- Al-Jumayjimah Location within Lebanon
- Coordinates: 33°12′23″N 35°26′27″E﻿ / ﻿33.20639°N 35.44083°E
- Grid position: 191/290 PAL
- Country: Lebanon
- Governorate: Nabatieh
- District: Bint Jbeil
- Elevation: 690 m (2,260 ft)
- Time zone: UTC+2 (EET)
- • Summer (DST): UTC+3 (EEST)
- Dialing code: +961

= Al-Jumayjimah =

Al-Jumayjimah (الجميجمة) is a municipality in the Bint Jbeil District in southern Lebanon, located north-east of Tibnin.

== Etymology ==
According to E. H. Palmer, the name El Jumeijmeh comes from "The little sculls".

==History==
In 1881, the PEF's Survey of Western Palestine (SWP) described it: "A small village of stone and mud, containing about 100 Metawileh, situated on hill-top, with a few olives and figs around. Water supply from cisterns."

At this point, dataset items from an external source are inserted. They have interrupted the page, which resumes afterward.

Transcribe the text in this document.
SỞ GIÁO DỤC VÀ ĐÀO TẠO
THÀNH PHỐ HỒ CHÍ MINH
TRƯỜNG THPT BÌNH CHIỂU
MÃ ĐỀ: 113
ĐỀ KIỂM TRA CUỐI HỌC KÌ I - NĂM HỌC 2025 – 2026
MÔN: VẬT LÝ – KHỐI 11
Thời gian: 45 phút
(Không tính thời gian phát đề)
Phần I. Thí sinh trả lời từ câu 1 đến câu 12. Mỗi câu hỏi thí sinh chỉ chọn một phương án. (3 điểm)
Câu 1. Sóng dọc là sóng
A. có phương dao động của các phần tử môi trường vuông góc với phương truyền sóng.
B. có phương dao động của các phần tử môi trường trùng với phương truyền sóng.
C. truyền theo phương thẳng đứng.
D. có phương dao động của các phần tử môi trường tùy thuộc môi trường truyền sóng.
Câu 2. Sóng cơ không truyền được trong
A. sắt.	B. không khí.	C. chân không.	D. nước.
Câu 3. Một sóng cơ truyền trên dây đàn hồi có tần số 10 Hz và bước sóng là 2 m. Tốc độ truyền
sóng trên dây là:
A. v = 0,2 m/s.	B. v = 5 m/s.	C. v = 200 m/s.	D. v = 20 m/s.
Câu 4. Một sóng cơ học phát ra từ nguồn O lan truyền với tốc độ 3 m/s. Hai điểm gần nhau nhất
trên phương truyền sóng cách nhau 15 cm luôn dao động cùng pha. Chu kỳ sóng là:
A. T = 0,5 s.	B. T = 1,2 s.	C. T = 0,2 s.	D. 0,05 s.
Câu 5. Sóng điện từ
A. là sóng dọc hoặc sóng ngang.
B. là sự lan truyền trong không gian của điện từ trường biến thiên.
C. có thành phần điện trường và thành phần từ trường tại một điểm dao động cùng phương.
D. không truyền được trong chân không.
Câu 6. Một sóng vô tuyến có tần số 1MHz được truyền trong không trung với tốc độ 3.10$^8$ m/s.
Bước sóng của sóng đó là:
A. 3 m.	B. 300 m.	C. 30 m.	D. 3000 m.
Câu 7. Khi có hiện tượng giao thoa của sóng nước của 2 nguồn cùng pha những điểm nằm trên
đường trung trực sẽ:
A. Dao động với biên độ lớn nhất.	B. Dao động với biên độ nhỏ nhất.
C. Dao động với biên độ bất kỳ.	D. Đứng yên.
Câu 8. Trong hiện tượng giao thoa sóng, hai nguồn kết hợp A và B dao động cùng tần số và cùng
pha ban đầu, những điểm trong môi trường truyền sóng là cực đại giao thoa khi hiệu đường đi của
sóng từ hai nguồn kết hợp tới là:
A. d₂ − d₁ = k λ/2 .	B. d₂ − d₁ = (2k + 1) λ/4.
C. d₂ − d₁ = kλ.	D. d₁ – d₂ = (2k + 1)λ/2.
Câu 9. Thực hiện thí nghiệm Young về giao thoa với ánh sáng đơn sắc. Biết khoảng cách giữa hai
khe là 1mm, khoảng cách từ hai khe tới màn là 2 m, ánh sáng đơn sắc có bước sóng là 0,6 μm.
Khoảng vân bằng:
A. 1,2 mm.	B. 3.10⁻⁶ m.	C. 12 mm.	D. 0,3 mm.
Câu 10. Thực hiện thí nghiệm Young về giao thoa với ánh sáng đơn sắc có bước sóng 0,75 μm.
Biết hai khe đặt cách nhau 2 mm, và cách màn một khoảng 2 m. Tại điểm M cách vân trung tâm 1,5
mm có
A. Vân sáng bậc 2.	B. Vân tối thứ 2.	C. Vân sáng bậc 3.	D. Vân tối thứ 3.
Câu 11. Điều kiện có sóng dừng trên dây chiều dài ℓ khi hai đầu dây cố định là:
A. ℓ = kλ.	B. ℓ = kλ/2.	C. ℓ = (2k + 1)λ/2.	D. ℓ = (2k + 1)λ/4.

On 29 September 1992, following an attack on a South Lebanon Army outpost in Rachaf, Hizbullah fighters shot their way through a Unifil checkpoint at Al-Jumayjimah. One Irish soldier was killed, bring the total number of Unifil soldiers killed to 187, 33 of them from Ireland.

==Demographics==
In 2014 Muslims made up 99.75% of registered voters in Al-Jumayjimah. 98.68% of the voters were Shiite Muslims.